We sprint, trying to outrun the tidal wave of people coming to kill all those who oppose them in their crusade for food. Someone finally reaches a box, coming out of nowhere, business suit and all. He grins maniacally, and everyone freezes, eyes glued to the heavy machine gun in his hands. He starts the barrel spinning, and suddenly everyone is screaming, running for cover from the evil mouth of the machine gun. He pulls the trigger. People fall, their corpses stained with the blood that ran through their veins moments earlier. The man is screaming, laughing as if this is all some cruel game that means nothing to him, and we are just animals, fresh for the killing.

My father and I run for cover in the cutlery isle, but feet from the concrete remnant of a wall, my father is hit. The businessman hasn’t noticed him yet, but it’s only a matter of time. “Damion!” He shouts.

“My gun… Use it! Hurry!”

My eyes quickly find the small pistol on the ground in front of me, but I’m suddenly frozen. I can’t move my eyes, my hands, my feet, do what needs to be done, pick up the gun, kill the man. I can see the bullet rain getting closer, chewing up the ground and spitting it out as the man turns towards us, towards my father. “Damion! DAMION!” My father screams, and is eaten alive by ravenous bullets.

The man stops, seemingly pleased with his handiwork, and turns towards the food, whistling a mocking tune. Suddenly, I am empty. I turn away from the gun on the ground, towards a long steel knife. I pick it up carefully. My reflection in the gleaming blade is blank and bloody. I stand up slowly and turn towards the businessman still bent over the food cache.

The knife leaves my hand as if it has a mind of it’s own, flying in a perfectly straight line, meeting its target with a soft crunch. The businessman’s corpse is against the setting sun, the knife sticking out of his skull. I walk over to him, not even glancing at the body of my father. I remove the knife from his body, and wipe the blade on his previously perfectly white suit. The food in the cache is ruined, contaminated by warm red liquid. I never liked corn anyway.

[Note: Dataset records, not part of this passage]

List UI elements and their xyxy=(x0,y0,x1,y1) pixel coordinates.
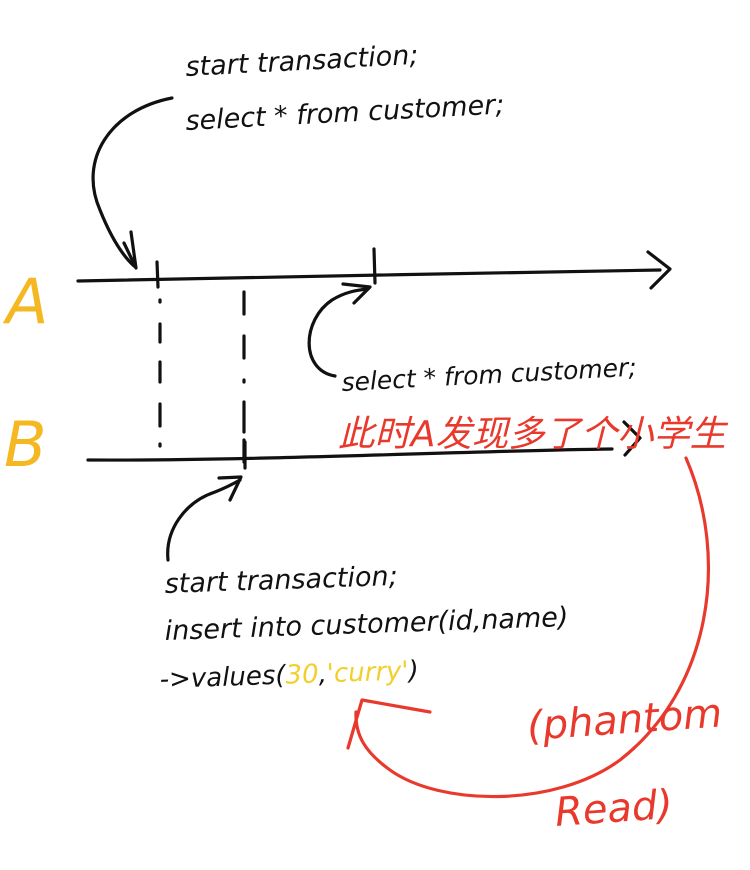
bottom-note-line-2: insert into customer(id,name) xyxy=(164,602,569,647)
timeline-a-tick-select xyxy=(372,247,377,285)
transaction-a-label: A xyxy=(2,265,48,338)
bottom-note-values-id: 30 xyxy=(285,659,319,690)
bottom-note-line-1: start transaction; xyxy=(164,561,398,600)
bottom-note-values-name: 'curry' xyxy=(326,656,409,689)
timeline-a xyxy=(76,268,662,283)
top-note-line-2: select * from customer; xyxy=(185,89,505,137)
arrow-mid-note-to-a-select xyxy=(307,287,370,378)
bottom-note-line-3: ->values(30,'curry') xyxy=(159,656,419,695)
phantom-read-label-line-1: (phantom xyxy=(525,690,723,750)
mid-note-line-1: select * from customer; xyxy=(341,353,638,397)
phantom-read-diagram: A B start transaction; select * from cus… xyxy=(2,40,729,836)
phantom-observation-note: 此时A发现多了个小学生 xyxy=(338,414,729,455)
bottom-note-values-suffix: ) xyxy=(406,656,419,686)
bottom-note-values-prefix: ->values( xyxy=(159,661,288,695)
transaction-b-label: B xyxy=(4,408,47,481)
top-note-line-1: start transaction; xyxy=(185,40,419,83)
timeline-a-tick-start xyxy=(155,260,160,289)
phantom-read-label-line-2: Read) xyxy=(553,782,674,836)
arrow-bottom-note-to-b-insert xyxy=(166,478,242,562)
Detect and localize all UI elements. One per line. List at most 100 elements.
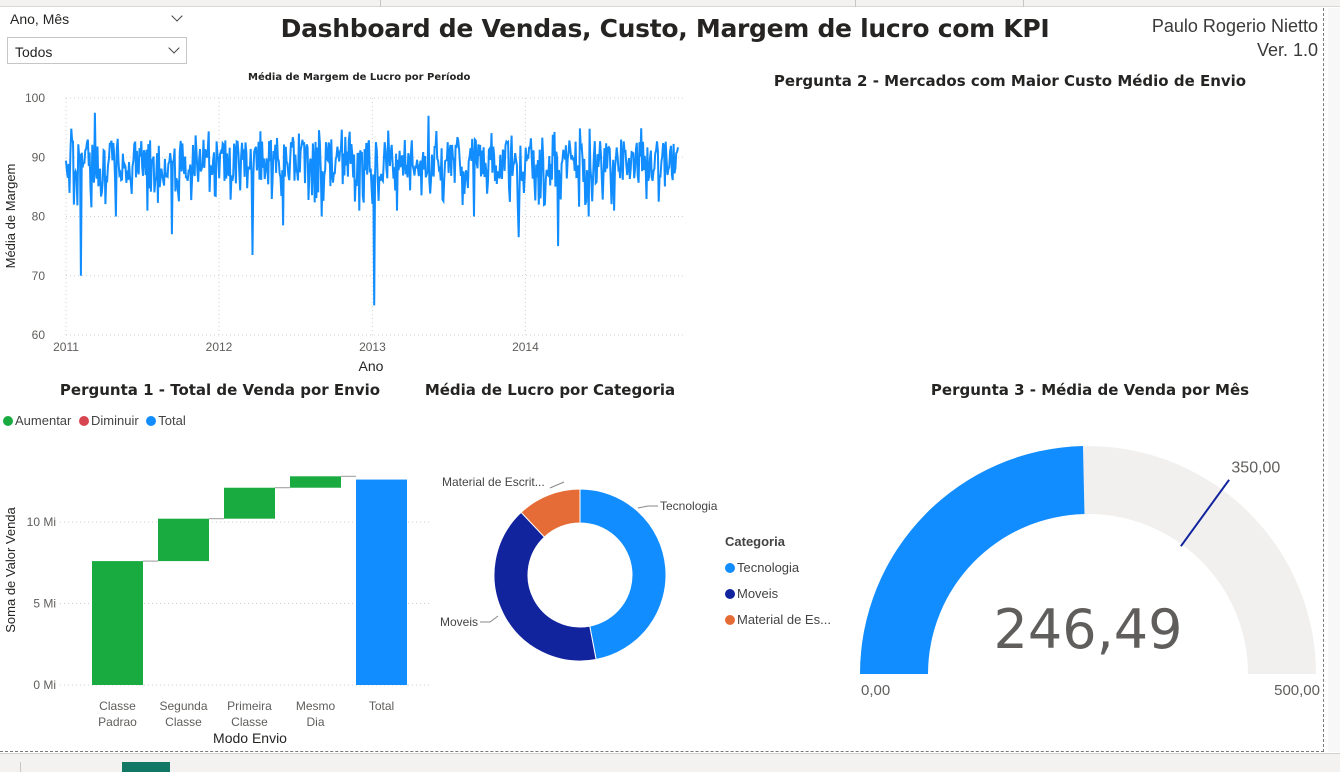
dashboard-title: Dashboard de Vendas, Custo, Margem de lu…	[280, 14, 1050, 43]
donut-slice[interactable]	[579, 488, 667, 661]
waterfall-bar[interactable]	[158, 518, 209, 562]
line-y-tick: 60	[32, 328, 46, 342]
treemap-value: 27,84	[921, 222, 952, 236]
legend-item-moveis[interactable]: Moveis	[725, 581, 831, 607]
treemap-cell-eu[interactable]: EU 27,84	[915, 96, 1117, 239]
treemap-value: 17,78	[1229, 269, 1260, 283]
menu-separator	[380, 0, 381, 7]
donut-callout-moveis: Moveis	[440, 615, 478, 629]
waterfall-y-axis-title: Soma de Valor Venda	[3, 506, 18, 632]
callout-line	[480, 615, 499, 623]
line-x-axis-title: Ano	[359, 358, 384, 374]
treemap-cell-latam[interactable]: LATAM 26,46	[915, 239, 1117, 375]
gauge-title: Pergunta 3 - Média de Venda por Mês	[930, 381, 1250, 399]
waterfall-bar[interactable]	[224, 487, 275, 519]
treemap-value: 29,14	[705, 219, 736, 233]
line-y-tick: 80	[32, 210, 46, 224]
donut-callout-tecnologia: Tecnologia	[660, 499, 718, 513]
gauge-max-label: 500,00	[1274, 682, 1320, 699]
legend-label: Moveis	[737, 586, 779, 601]
treemap-cell-emea[interactable]: EMEA 17,48	[1117, 286, 1320, 375]
waterfall-chart[interactable]: 10 Mi 5 Mi 0 Mi Classe Padrao Segunda Classe P…	[0, 430, 440, 750]
treemap-label: LATAM	[921, 246, 963, 261]
treemap-cell-us[interactable]: US 28,94	[699, 236, 915, 375]
line-y-axis-title: Média de Margem	[3, 164, 18, 269]
page-tab-active[interactable]	[122, 762, 170, 772]
legend-dot-icon	[725, 615, 735, 625]
legend-label: Tecnologia	[737, 560, 800, 575]
treemap-value: 28,94	[705, 358, 736, 372]
menu-separator	[1023, 0, 1024, 7]
waterfall-bar[interactable]	[92, 561, 143, 685]
legend-dot-icon	[79, 416, 89, 426]
legend-item-aumentar[interactable]: Aumentar	[15, 413, 71, 428]
top-menu-strip	[0, 0, 1340, 7]
line-x-tick: 2011	[53, 340, 79, 354]
period-slicer[interactable]: Ano, Mês	[10, 10, 190, 31]
treemap-label: US	[705, 243, 724, 258]
legend-item-material[interactable]: Material de Es...	[725, 607, 831, 633]
waterfall-bar[interactable]	[356, 479, 407, 685]
donut-legend: Categoria Tecnologia Moveis Material de …	[725, 529, 831, 633]
waterfall-y-tick: 5 Mi	[33, 596, 56, 610]
legend-title: Categoria	[725, 534, 785, 549]
line-chart-title: Média de Margem de Lucro por Período	[248, 72, 471, 83]
treemap-cell-canada[interactable]: Canada 17,78	[1223, 96, 1320, 286]
legend-dot-icon	[146, 416, 157, 426]
legend-dot-icon	[725, 563, 735, 573]
waterfall-y-tick: 0 Mi	[33, 678, 56, 692]
gauge-min-label: 0,00	[861, 682, 890, 699]
donut-callout-material: Material de Escrit...	[442, 475, 545, 489]
menu-separator	[855, 0, 856, 7]
period-slicer-label: Ano, Mês	[10, 11, 70, 27]
waterfall-x-tick: Total	[369, 699, 394, 713]
treemap-cell-apac[interactable]: APAC 29,14	[699, 96, 915, 236]
treemap[interactable]: APAC 29,14 US 28,94 EU 27,84 LATAM 26,46…	[699, 96, 1320, 375]
page-tab[interactable]	[20, 762, 120, 772]
gauge-target-label: 350,00	[1231, 460, 1280, 477]
line-x-tick: 2013	[359, 340, 386, 354]
treemap-label: Canada	[1229, 103, 1275, 118]
waterfall-legend: Aumentar Diminuir Total	[3, 413, 186, 428]
line-x-tick: 2012	[206, 340, 233, 354]
callout-line	[549, 481, 565, 489]
legend-item-diminuir[interactable]: Diminuir	[91, 413, 139, 428]
legend-dot-icon	[3, 416, 13, 426]
waterfall-bar[interactable]	[290, 476, 341, 488]
line-y-tick: 90	[32, 150, 46, 164]
chevron-down-icon[interactable]	[168, 42, 180, 54]
waterfall-x-axis-title: Modo Envio	[213, 730, 287, 746]
treemap-value: 26,46	[921, 358, 952, 372]
author-block: Paulo Rogerio Nietto Ver. 1.0	[1152, 14, 1318, 62]
waterfall-x-tick: Segunda Classe	[159, 699, 207, 729]
version-label: Ver. 1.0	[1256, 40, 1318, 60]
legend-label: Material de Es...	[737, 612, 831, 627]
treemap-title: Pergunta 2 - Mercados com Maior Custo Mé…	[773, 72, 1247, 90]
treemap-cell-africa[interactable]: Africa 19,44	[1117, 96, 1223, 286]
legend-item-tecnologia[interactable]: Tecnologia	[725, 555, 831, 581]
page-tabs-bar	[0, 753, 1340, 772]
legend-item-total[interactable]: Total	[158, 413, 185, 428]
gauge-value: 246,49	[994, 598, 1183, 661]
line-chart[interactable]: 100 90 80 70 60 2011 2012 2013 2014 Ano Média d…	[0, 88, 695, 380]
treemap-value: 17,48	[1123, 358, 1154, 372]
filter-dropdown-value: Todos	[15, 44, 53, 60]
waterfall-y-tick: 10 Mi	[27, 515, 56, 529]
line-y-tick: 100	[25, 91, 45, 105]
callout-line	[637, 505, 658, 509]
waterfall-x-tick: Mesmo Dia	[296, 699, 336, 729]
treemap-label: APAC	[705, 103, 740, 118]
chevron-down-icon[interactable]	[171, 10, 183, 22]
gauge-chart[interactable]: 350,00 246,49 0,00 500,00	[840, 430, 1330, 720]
author-name: Paulo Rogerio Nietto	[1151, 16, 1318, 36]
waterfall-x-tick: Classe Padrao	[98, 699, 137, 729]
waterfall-title: Pergunta 1 - Total de Venda por Envio	[59, 381, 381, 399]
line-y-tick: 70	[32, 269, 46, 283]
waterfall-x-tick: Primeira Classe	[227, 699, 272, 729]
treemap-label: EMEA	[1123, 293, 1160, 308]
line-x-tick: 2014	[512, 340, 539, 354]
treemap-label: Africa	[1123, 103, 1157, 118]
treemap-label: EU	[921, 103, 940, 118]
filter-dropdown[interactable]: Todos	[7, 37, 187, 64]
line-series-margem[interactable]	[65, 112, 679, 306]
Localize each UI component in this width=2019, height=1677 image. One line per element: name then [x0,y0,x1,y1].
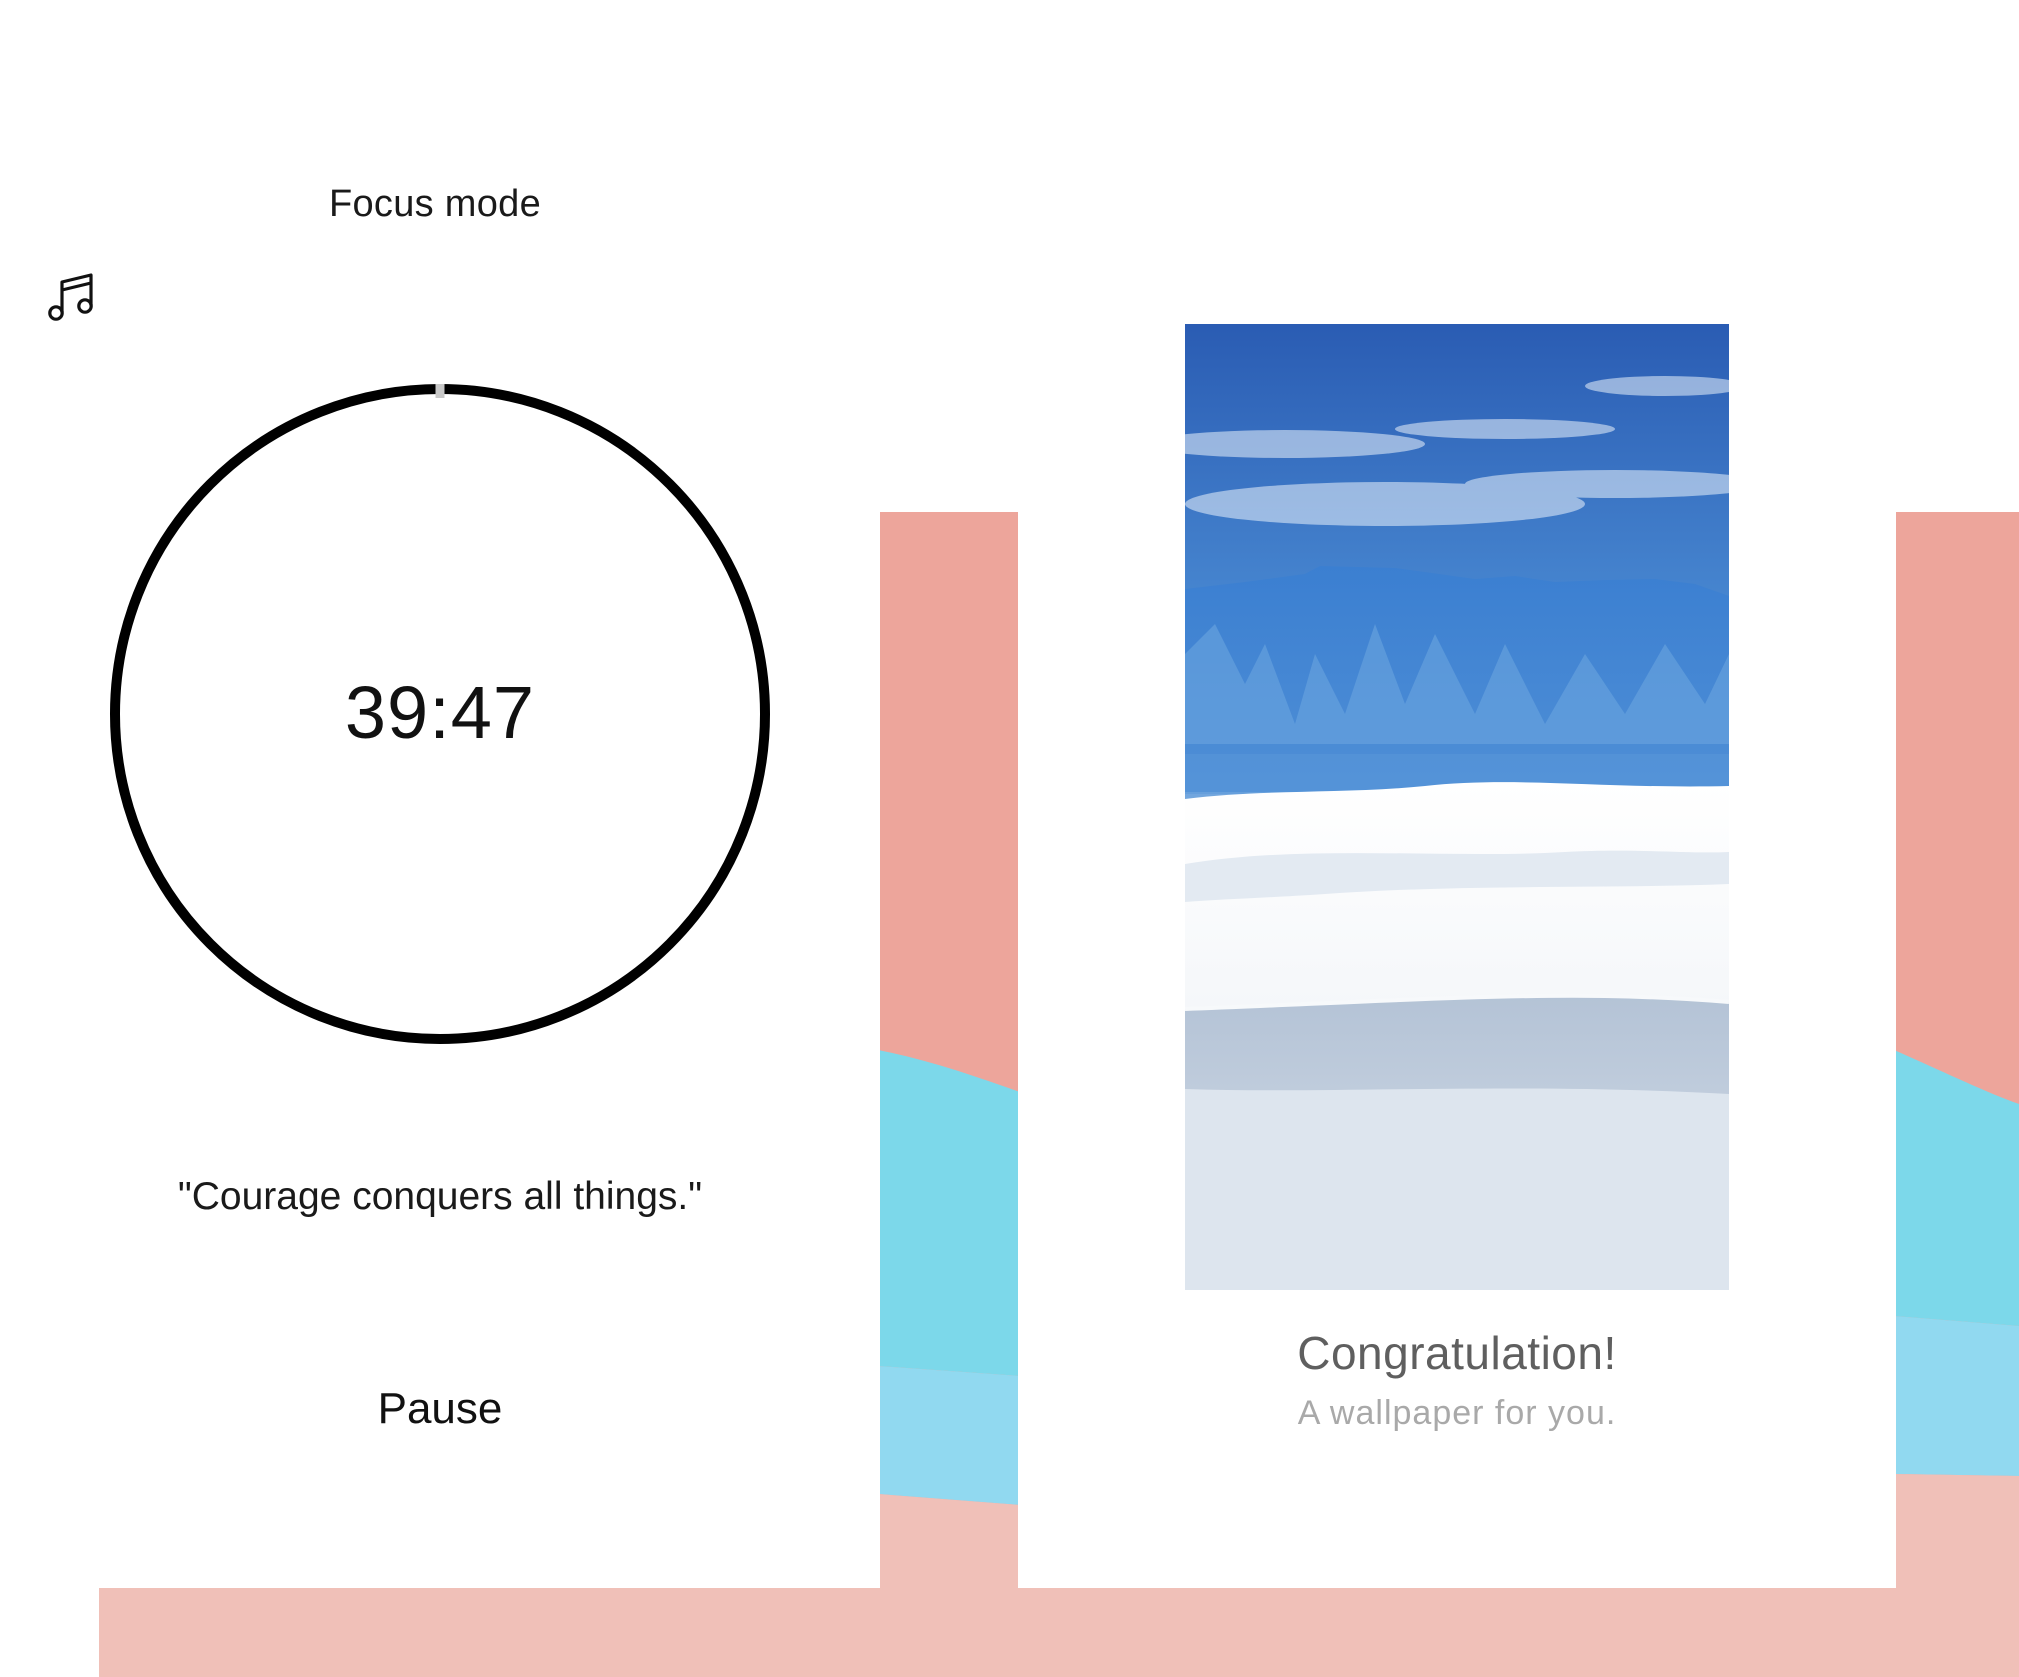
desert-mountain-landscape [1185,324,1729,1290]
wallpaper-subtitle: A wallpaper for you. [1297,1394,1617,1432]
music-note-icon-glyph [48,273,93,321]
right-lightblue-wave [1894,1316,2019,1476]
pause-button[interactable]: Pause [340,1378,540,1440]
screen-title: Focus mode [328,183,542,225]
music-note-icon[interactable] [40,268,104,332]
middle-cyan-wave [878,1050,1020,1376]
middle-pink-wave [878,1494,1020,1592]
motivational-quote: "Courage conquers all things." [177,1175,703,1218]
right-pink-wave [1894,1474,2019,1592]
bottom-pink-band [99,1588,2019,1677]
timer-countdown: 39:47 [344,671,536,754]
middle-lightblue-wave [878,1366,1020,1505]
app-canvas: Focus mode 39:47 "Courage conquers all t… [0,0,2019,1677]
congratulation-heading: Congratulation! [1297,1327,1617,1379]
wallpaper-image[interactable] [1185,324,1729,1290]
foreground-sand [1185,1088,1729,1290]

Even now I can recall that event with perfect clarity. The way my father’s body looked in the grass. The way the vivid green of the newly formed trees were complemented perfectly by the cold gray of the uncaring giant buildings. The way the shards of glass crunched under my feet as I walked up to the man’s corpse.

Now, sitting on the top of a building that was unfinished even before the apocalypse, it all seems so far away. Perhaps it never happened. Perhaps I am in a deep sleep in a normal world, where people who care about me wait for me to wake.


I start the long climb down the scaffolding, towards our broken society.